Клод посторонился и снова приблизил лицо к стеклу. Жаклин находилась далеко, но он видел, как её руки двигаются над прилавком, а лицо повёртывается то в одну, то в другую сторону. Сейчас она улыбается. Она всегда так приподнимает веки, перед тем как улыбнуться. Теперь она трогает брошку у себя на груди. Жаклин всегда трогает брошку, когда соображает что-то. А сейчас она показывает обеими руками – выбирайте сами, что купить.
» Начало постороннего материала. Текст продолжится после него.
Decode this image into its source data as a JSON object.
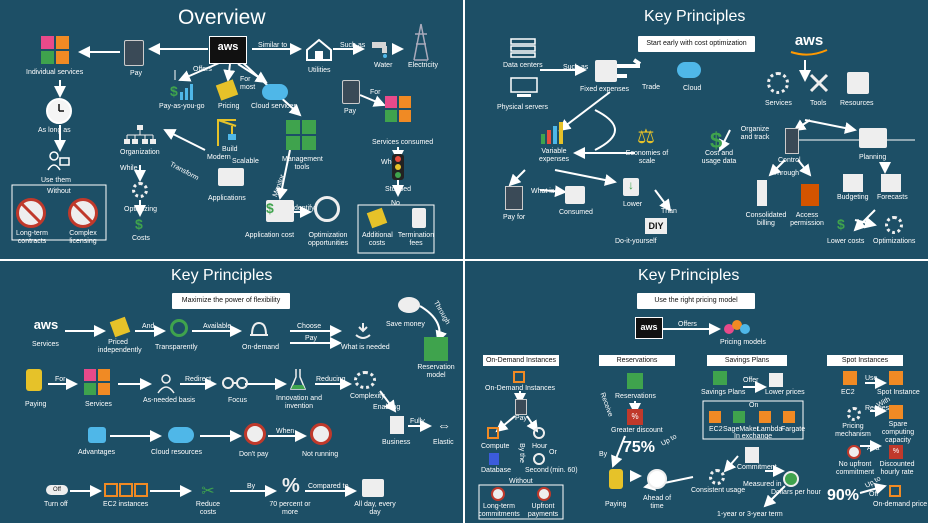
{
  "colors": {
    "background": "#1d4f66",
    "accent_orange": "#f08a24",
    "aws_orange": "#ff9900",
    "green": "#3fa34d",
    "yellow": "#e6c229",
    "red": "#c0392b"
  },
  "overview": {
    "title": "Overview",
    "aws": "aws",
    "similar_to": "Similar to",
    "such_as": "Such as",
    "utilities": "Utilities",
    "water": "Water",
    "electricity": "Electricity",
    "pay": "Pay",
    "offers": "Offers",
    "individual_services": "Individual services",
    "as_long_as": "As long as",
    "use_them": "Use them",
    "without": "Without",
    "long_term_contracts": "Long-term contracts",
    "complex_licensing": "Complex licensing",
    "pay_as_you_go": "Pay-as-you-go",
    "pricing": "Pricing",
    "for": "For",
    "most": "most",
    "cloud_services": "Cloud services",
    "pay2": "Pay",
    "for2": "For",
    "services_consumed": "Services consumed",
    "when": "When",
    "stopped": "Stopped",
    "no": "No",
    "additional_costs": "Additional costs",
    "termination_fees": "Termination fees",
    "organization": "Organization",
    "while": "While",
    "optimizing": "Optimizing",
    "costs": "Costs",
    "build": "Build",
    "modern": "Modern",
    "scalable": "Scalable",
    "applications": "Applications",
    "transform": "Transform",
    "management_tools": "Management tools",
    "monitor": "Monitor",
    "application_cost": "Application cost",
    "identify": "Identify",
    "optimization_opportunities": "Optimization opportunities"
  },
  "kp1": {
    "title": "Key Principles",
    "banner": "Start early with cost optimization",
    "aws": "aws",
    "data_centers": "Data centers",
    "physical_servers": "Physical servers",
    "such_as": "Such as",
    "fixed_expenses": "Fixed expenses",
    "trade": "Trade",
    "cloud": "Cloud",
    "services": "Services",
    "tools": "Tools",
    "resources": "Resources",
    "variable_expenses": "Variable expenses",
    "economies_of_scale": "Economies of scale",
    "organize_and_track": "Organize and track",
    "cost_and_usage_data": "Cost and usage data",
    "control": "Control",
    "planning": "Planning",
    "through": "Through",
    "budgeting": "Budgeting",
    "forecasts": "Forecasts",
    "consolidated_billing": "Consolidated billing",
    "access_permission": "Access permission",
    "lower_costs": "Lower costs",
    "optimizations": "Optimizations",
    "pay_for": "Pay for",
    "what_is": "What is",
    "consumed": "Consumed",
    "lower": "Lower",
    "than": "Than",
    "diy": "DIY",
    "do_it_yourself": "Do-it-yourself"
  },
  "kp2": {
    "title": "Key Principles",
    "banner": "Maximize the power of flexibility",
    "aws": "aws",
    "services": "Services",
    "and": "And",
    "priced_independently": "Priced independently",
    "available": "Available",
    "transparently": "Transparently",
    "on_demand": "On-demand",
    "choose": "Choose",
    "pay": "Pay",
    "what_is_needed": "What is needed",
    "save_money": "Save money",
    "through": "Through",
    "reservation_model": "Reservation model",
    "paying": "Paying",
    "for": "For",
    "services2": "Services",
    "redirect": "Redirect",
    "as_needed_basis": "As-needed basis",
    "focus": "Focus",
    "innovation_and_invention": "Innovation and invention",
    "reducing": "Reducing",
    "complexity": "Complexity",
    "enabling": "Enabling",
    "fully": "Fully",
    "business": "Business",
    "elastic": "Elastic",
    "advantages": "Advantages",
    "cloud_resources": "Cloud resources",
    "dont_pay": "Don't pay",
    "when": "When",
    "not_running": "Not running",
    "off": "Off",
    "turn_off": "Turn off",
    "ec2_instances": "EC2 instances",
    "reduce_costs": "Reduce costs",
    "by": "By",
    "percent_sign": "%",
    "seventy_percent": "70 percent or more",
    "compared_to": "Compared to",
    "all_day": "All day, every day"
  },
  "kp3": {
    "title": "Key Principles",
    "banner": "Use the right pricing model",
    "aws": "aws",
    "offers": "Offers",
    "pricing_models": "Pricing models",
    "on_demand_header": "On-Demand Instances",
    "reservations_header": "Reservations",
    "savings_plans_header": "Savings Plans",
    "spot_header": "Spot Instances",
    "on_demand_instances": "On-Demand Instances",
    "pay": "Pay",
    "compute": "Compute",
    "database": "Database",
    "by_the": "By the",
    "hour": "Hour",
    "or": "Or",
    "second": "Second",
    "min_60": "(min. 60)",
    "without": "Without",
    "long_term_commitments": "Long-term commitments",
    "upfront_payments": "Upfront payments",
    "reservations": "Reservations",
    "receive": "Receive",
    "greater_discount": "Greater discount",
    "up_to": "Up to",
    "seventy_five": "75%",
    "by": "By",
    "paying": "Paying",
    "ahead_of_time": "Ahead of time",
    "savings_plans": "Savings Plans",
    "offer": "Offer",
    "lower_prices": "Lower prices",
    "on": "On",
    "ec2": "EC2",
    "sagemaker": "SageMaker",
    "lambda": "Lambda",
    "fargate": "Fargate",
    "in_exchange": "In exchange",
    "commitment": "Commitment",
    "measured_in": "Measured in",
    "consistent_usage": "Consistent usage",
    "dollars_per_hour": "Dollars per hour",
    "one_or_three_year": "1-year or 3-year term",
    "use": "Use",
    "ec2_spot": "EC2",
    "spot_instance": "Spot Instance",
    "pricing_mechanism": "Pricing mechanism",
    "request": "Request",
    "spare_capacity": "Spare computing capacity",
    "with": "With",
    "no_upfront_commitment": "No upfront commitment",
    "at_a": "At a",
    "discounted_hourly_rate": "Discounted hourly rate",
    "up_to2": "Up to",
    "ninety": "90%",
    "off": "Off",
    "on_demand_price": "On-demand price"
  }
}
На него напирали со всех сторон и несколько раз отталкивали от витрины. Потом пошёл проливной дождь, и толпа растаяла. Это было очень кстати. Клод теперь стоял один у витрины и мог смотреть сколько угодно. Вдруг Жаклин повернула голову к окну. Он быстро отступил, завернул за угол. И почувствовал, что город сразу стал пустым и тёмным. Некуда было идти, нечего было делать. По спине побежали мурашки – он промок насквозь. Ему припомнились слова Бернара Бездонного: когда тебе тяжело, напейся. Но пить не хотелось. Ничего не хотелось делать. Всё потеряло смысл…

– Семлон! – пропел голос Леона.

Автобус остановился на предпоследней остановке. Ещё немного, и рабочий день кончится. Но мысль об этом не ободрила. «Завтра воскресенье», – сказал он себе, чтобы повысить настроение. Но и это не обрадовало. Все воскресенья пахли карболкой, больницей. Воскресенья…
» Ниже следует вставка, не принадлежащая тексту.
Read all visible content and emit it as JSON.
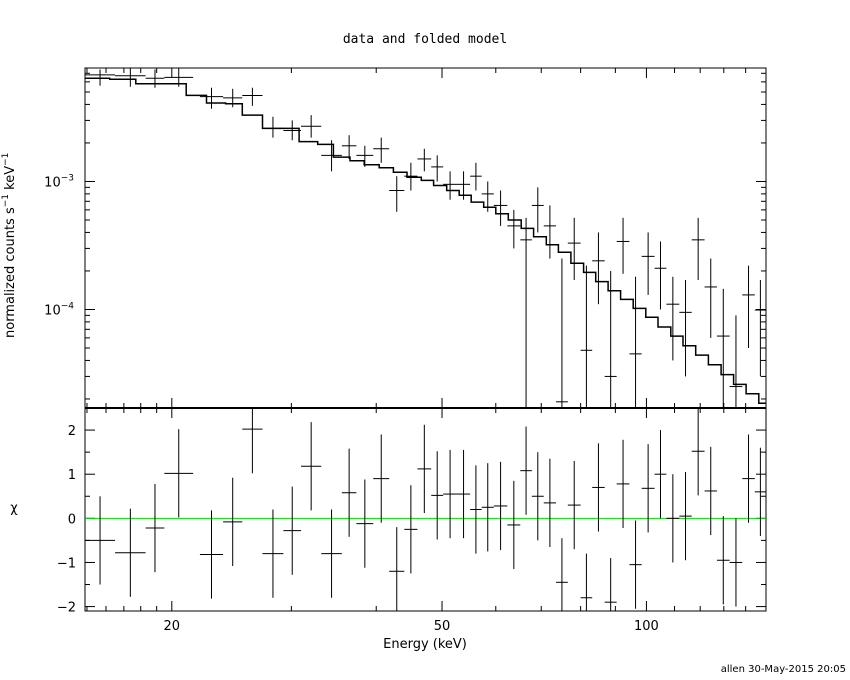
{
  "chart_data": {
    "title": "data and folded model",
    "footer": "allen 30-May-2015 20:05",
    "xlabel": "Energy (keV)",
    "x_scale": "log",
    "xlim": [
      14.9,
      150
    ],
    "x_ticks": [
      {
        "value": 20,
        "label": "20"
      },
      {
        "value": 50,
        "label": "50"
      },
      {
        "value": 100,
        "label": "100"
      }
    ],
    "top_panel": {
      "type": "scatter",
      "ylabel": "normalized counts s",
      "ylabel_sup1": "−1",
      "ylabel_mid": " keV",
      "ylabel_sup2": "−1",
      "y_scale": "log",
      "ylim": [
        1.7e-05,
        0.0077
      ],
      "y_ticks": [
        {
          "value": 0.001,
          "base": "10",
          "exp": "−3"
        },
        {
          "value": 0.0001,
          "base": "10",
          "exp": "−4"
        }
      ],
      "series": [
        {
          "type": "step",
          "bins": [
            [
              14.9,
              16.2,
              0.0064
            ],
            [
              16.2,
              17.7,
              0.0063
            ],
            [
              17.7,
              19.3,
              0.0058
            ],
            [
              19.3,
              21.0,
              0.0058
            ],
            [
              21.0,
              22.5,
              0.0047
            ],
            [
              22.5,
              24.0,
              0.0041
            ],
            [
              24.0,
              25.4,
              0.00405
            ],
            [
              25.4,
              27.2,
              0.0033
            ],
            [
              27.2,
              29.0,
              0.0026
            ],
            [
              29.0,
              30.8,
              0.0026
            ],
            [
              30.8,
              32.8,
              0.00205
            ],
            [
              32.8,
              34.6,
              0.00195
            ],
            [
              34.6,
              36.6,
              0.00155
            ],
            [
              36.6,
              38.4,
              0.00145
            ],
            [
              38.4,
              40.4,
              0.00135
            ],
            [
              40.4,
              42.4,
              0.00128
            ],
            [
              42.4,
              44.4,
              0.00118
            ],
            [
              44.4,
              46.6,
              0.00108
            ],
            [
              46.6,
              48.6,
              0.00102
            ],
            [
              48.6,
              50.8,
              0.00093
            ],
            [
              50.8,
              53.0,
              0.00085
            ],
            [
              53.0,
              55.2,
              0.00078
            ],
            [
              55.2,
              57.6,
              0.00069
            ],
            [
              57.6,
              60.0,
              0.00063
            ],
            [
              60.0,
              62.6,
              0.00056
            ],
            [
              62.6,
              65.4,
              0.0005
            ],
            [
              65.4,
              68.2,
              0.00043
            ],
            [
              68.2,
              71.2,
              0.00037
            ],
            [
              71.2,
              74.2,
              0.00032
            ],
            [
              74.2,
              77.4,
              0.00028
            ],
            [
              77.4,
              80.8,
              0.00023
            ],
            [
              80.8,
              84.2,
              0.000195
            ],
            [
              84.2,
              87.8,
              0.000165
            ],
            [
              87.8,
              91.6,
              0.00014
            ],
            [
              91.6,
              95.6,
              0.00012
            ],
            [
              95.6,
              99.8,
              0.000102
            ],
            [
              99.8,
              104.0,
              8.7e-05
            ],
            [
              104.0,
              108.6,
              7.3e-05
            ],
            [
              108.6,
              113.2,
              6.2e-05
            ],
            [
              113.2,
              118.2,
              5.2e-05
            ],
            [
              118.2,
              123.4,
              4.4e-05
            ],
            [
              123.4,
              128.8,
              3.7e-05
            ],
            [
              128.8,
              134.4,
              3.1e-05
            ],
            [
              134.4,
              140.2,
              2.6e-05
            ],
            [
              140.2,
              146.4,
              2.2e-05
            ],
            [
              146.4,
              150.0,
              1.85e-05
            ]
          ]
        },
        {
          "type": "errorbar",
          "points": [
            [
              14.9,
              16.5,
              0.0068,
              0.0056,
              0.0075
            ],
            [
              16.5,
              18.3,
              0.0067,
              0.0055,
              0.0077
            ],
            [
              18.3,
              19.5,
              0.0064,
              0.0054,
              0.0075
            ],
            [
              19.5,
              21.5,
              0.0065,
              0.0055,
              0.0077
            ],
            [
              22.0,
              23.8,
              0.0046,
              0.0037,
              0.0054
            ],
            [
              23.8,
              25.4,
              0.0045,
              0.0038,
              0.0053
            ],
            [
              25.4,
              27.2,
              0.0047,
              0.0039,
              0.0054
            ],
            [
              27.2,
              29.2,
              0.0026,
              0.0022,
              0.0032
            ],
            [
              29.2,
              31.0,
              0.0025,
              0.0021,
              0.003
            ],
            [
              31.0,
              33.2,
              0.0027,
              0.0022,
              0.0033
            ],
            [
              33.2,
              35.6,
              0.0016,
              0.0012,
              0.0021
            ],
            [
              35.6,
              37.4,
              0.0019,
              0.0015,
              0.0023
            ],
            [
              37.4,
              39.6,
              0.0016,
              0.0013,
              0.0019
            ],
            [
              39.6,
              41.8,
              0.0018,
              0.0014,
              0.0022
            ],
            [
              41.8,
              44.0,
              0.00085,
              0.00058,
              0.0011
            ],
            [
              44.0,
              46.0,
              0.0011,
              0.00085,
              0.0014
            ],
            [
              46.0,
              48.2,
              0.0015,
              0.0012,
              0.0018
            ],
            [
              48.2,
              50.2,
              0.0013,
              0.001,
              0.0016
            ],
            [
              50.2,
              52.6,
              0.00095,
              0.00072,
              0.0012
            ],
            [
              52.6,
              55.0,
              0.00095,
              0.00072,
              0.0012
            ],
            [
              55.0,
              57.2,
              0.0011,
              0.00085,
              0.0014
            ],
            [
              57.2,
              59.6,
              0.0008,
              0.00058,
              0.001
            ],
            [
              59.6,
              62.4,
              0.00065,
              0.00045,
              0.00085
            ],
            [
              62.4,
              65.2,
              0.00045,
              0.0003,
              0.0006
            ],
            [
              65.2,
              67.8,
              0.00035,
              1e-07,
              0.00052
            ],
            [
              67.8,
              70.6,
              0.00065,
              0.0004,
              0.0009
            ],
            [
              70.6,
              73.6,
              0.00045,
              0.00025,
              0.00065
            ],
            [
              73.6,
              76.6,
              1.9e-05,
              1e-07,
              0.00025
            ],
            [
              76.6,
              80.0,
              0.00033,
              0.00017,
              0.00052
            ],
            [
              80.0,
              83.2,
              4.8e-05,
              1e-07,
              0.00022
            ],
            [
              83.2,
              86.8,
              0.00024,
              0.00011,
              0.0004
            ],
            [
              86.8,
              90.4,
              3e-05,
              1e-07,
              0.0002
            ],
            [
              90.4,
              94.4,
              0.00034,
              0.00019,
              0.00052
            ],
            [
              94.4,
              98.4,
              4.5e-05,
              1e-07,
              0.00018
            ],
            [
              98.4,
              102.8,
              0.00026,
              0.00013,
              0.0004
            ],
            [
              102.8,
              107.0,
              0.00021,
              0.0001,
              0.00034
            ],
            [
              107.0,
              111.8,
              0.00011,
              4e-05,
              0.00018
            ],
            [
              111.8,
              116.6,
              9.5e-05,
              3e-05,
              0.00017
            ],
            [
              116.6,
              121.8,
              0.00035,
              0.00017,
              0.00052
            ],
            [
              121.8,
              127.0,
              0.00015,
              6e-05,
              0.00025
            ],
            [
              127.0,
              132.6,
              6.2e-05,
              1e-07,
              0.000145
            ],
            [
              132.6,
              138.4,
              2.5e-05,
              1e-07,
              9e-05
            ],
            [
              138.4,
              144.4,
              0.00013,
              5e-05,
              0.00022
            ],
            [
              144.4,
              150.0,
              9.9e-05,
              3e-05,
              0.00017
            ]
          ]
        }
      ]
    },
    "bottom_panel": {
      "type": "scatter",
      "ylabel": "χ",
      "y_scale": "linear",
      "ylim": [
        -2.1,
        2.5
      ],
      "y_ticks": [
        {
          "value": 2,
          "label": "2"
        },
        {
          "value": 1,
          "label": "1"
        },
        {
          "value": 0,
          "label": "0"
        },
        {
          "value": -1,
          "label": "−1"
        },
        {
          "value": -2,
          "label": "−2"
        }
      ],
      "zero_line": {
        "value": 0,
        "color": "#00dd00"
      },
      "points": [
        [
          14.9,
          16.5,
          -0.5,
          -1.5,
          0.5
        ],
        [
          16.5,
          18.3,
          -0.78,
          -1.78,
          0.22
        ],
        [
          18.3,
          19.5,
          -0.22,
          -1.22,
          0.78
        ],
        [
          19.5,
          21.5,
          1.02,
          0.02,
          2.02
        ],
        [
          22.0,
          23.8,
          -0.82,
          -1.82,
          0.18
        ],
        [
          23.8,
          25.4,
          -0.08,
          -1.08,
          0.92
        ],
        [
          25.4,
          27.2,
          2.02,
          1.02,
          3.02
        ],
        [
          27.2,
          29.2,
          -0.8,
          -1.8,
          0.2
        ],
        [
          29.2,
          31.0,
          -0.28,
          -1.28,
          0.72
        ],
        [
          31.0,
          33.2,
          1.18,
          0.18,
          2.18
        ],
        [
          33.2,
          35.6,
          -0.8,
          -1.8,
          0.2
        ],
        [
          35.6,
          37.4,
          0.58,
          -0.42,
          1.58
        ],
        [
          37.4,
          39.6,
          -0.12,
          -1.12,
          0.88
        ],
        [
          39.6,
          41.8,
          0.9,
          -0.1,
          1.9
        ],
        [
          41.8,
          44.0,
          -1.2,
          -2.2,
          -0.2
        ],
        [
          44.0,
          46.0,
          -0.25,
          -1.25,
          0.75
        ],
        [
          46.0,
          48.2,
          1.12,
          0.12,
          2.12
        ],
        [
          48.2,
          50.2,
          0.52,
          -0.48,
          1.52
        ],
        [
          50.2,
          52.6,
          0.55,
          -0.45,
          1.55
        ],
        [
          52.6,
          55.0,
          0.55,
          -0.45,
          1.55
        ],
        [
          55.0,
          57.2,
          0.2,
          -0.8,
          1.2
        ],
        [
          57.2,
          59.6,
          0.25,
          -0.75,
          1.25
        ],
        [
          59.6,
          62.4,
          0.28,
          -0.72,
          1.28
        ],
        [
          62.4,
          65.2,
          -0.15,
          -1.15,
          0.85
        ],
        [
          65.2,
          67.8,
          1.08,
          0.08,
          2.08
        ],
        [
          67.8,
          70.6,
          0.5,
          -0.5,
          1.5
        ],
        [
          70.6,
          73.6,
          0.35,
          -0.65,
          1.35
        ],
        [
          73.6,
          76.6,
          -1.45,
          -2.45,
          -0.45
        ],
        [
          76.6,
          80.0,
          0.3,
          -0.7,
          1.3
        ],
        [
          80.0,
          83.2,
          -1.8,
          -2.8,
          -0.8
        ],
        [
          83.2,
          86.8,
          0.7,
          -0.3,
          1.7
        ],
        [
          86.8,
          90.4,
          -1.9,
          -2.9,
          -0.9
        ],
        [
          90.4,
          94.4,
          0.78,
          -0.22,
          1.78
        ],
        [
          94.4,
          98.4,
          -1.05,
          -2.05,
          -0.05
        ],
        [
          98.4,
          102.8,
          0.68,
          -0.32,
          1.68
        ],
        [
          102.8,
          107.0,
          1.0,
          0.0,
          2.0
        ],
        [
          107.0,
          111.8,
          0.0,
          -1.0,
          1.0
        ],
        [
          111.8,
          116.6,
          0.05,
          -0.95,
          1.05
        ],
        [
          116.6,
          121.8,
          1.52,
          0.52,
          2.52
        ],
        [
          121.8,
          127.0,
          0.62,
          -0.38,
          1.62
        ],
        [
          127.0,
          132.6,
          -0.95,
          -1.95,
          0.05
        ],
        [
          132.6,
          138.4,
          -1.0,
          -2.0,
          0.0
        ],
        [
          138.4,
          144.4,
          0.9,
          -0.1,
          1.9
        ],
        [
          144.4,
          150.0,
          0.6,
          -0.4,
          1.6
        ]
      ]
    }
  }
}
Леон усиленно дёргал шнур звонка, словно говорил: «Эй, приятель, ты что там, спишь? Нашёл, когда спать». Леон торопился уйти. У него пересохло в горле.

Клод тронулся, включил вторую скорость и опустил оконное стекло. Он чувствовал удушье. Впереди, между двумя длинными рядами железных крыш, увенчанных трубами и антеннами, всё так же нависало небо, закопчённое и мокрое. Наверно, наконец пойдёт дождь…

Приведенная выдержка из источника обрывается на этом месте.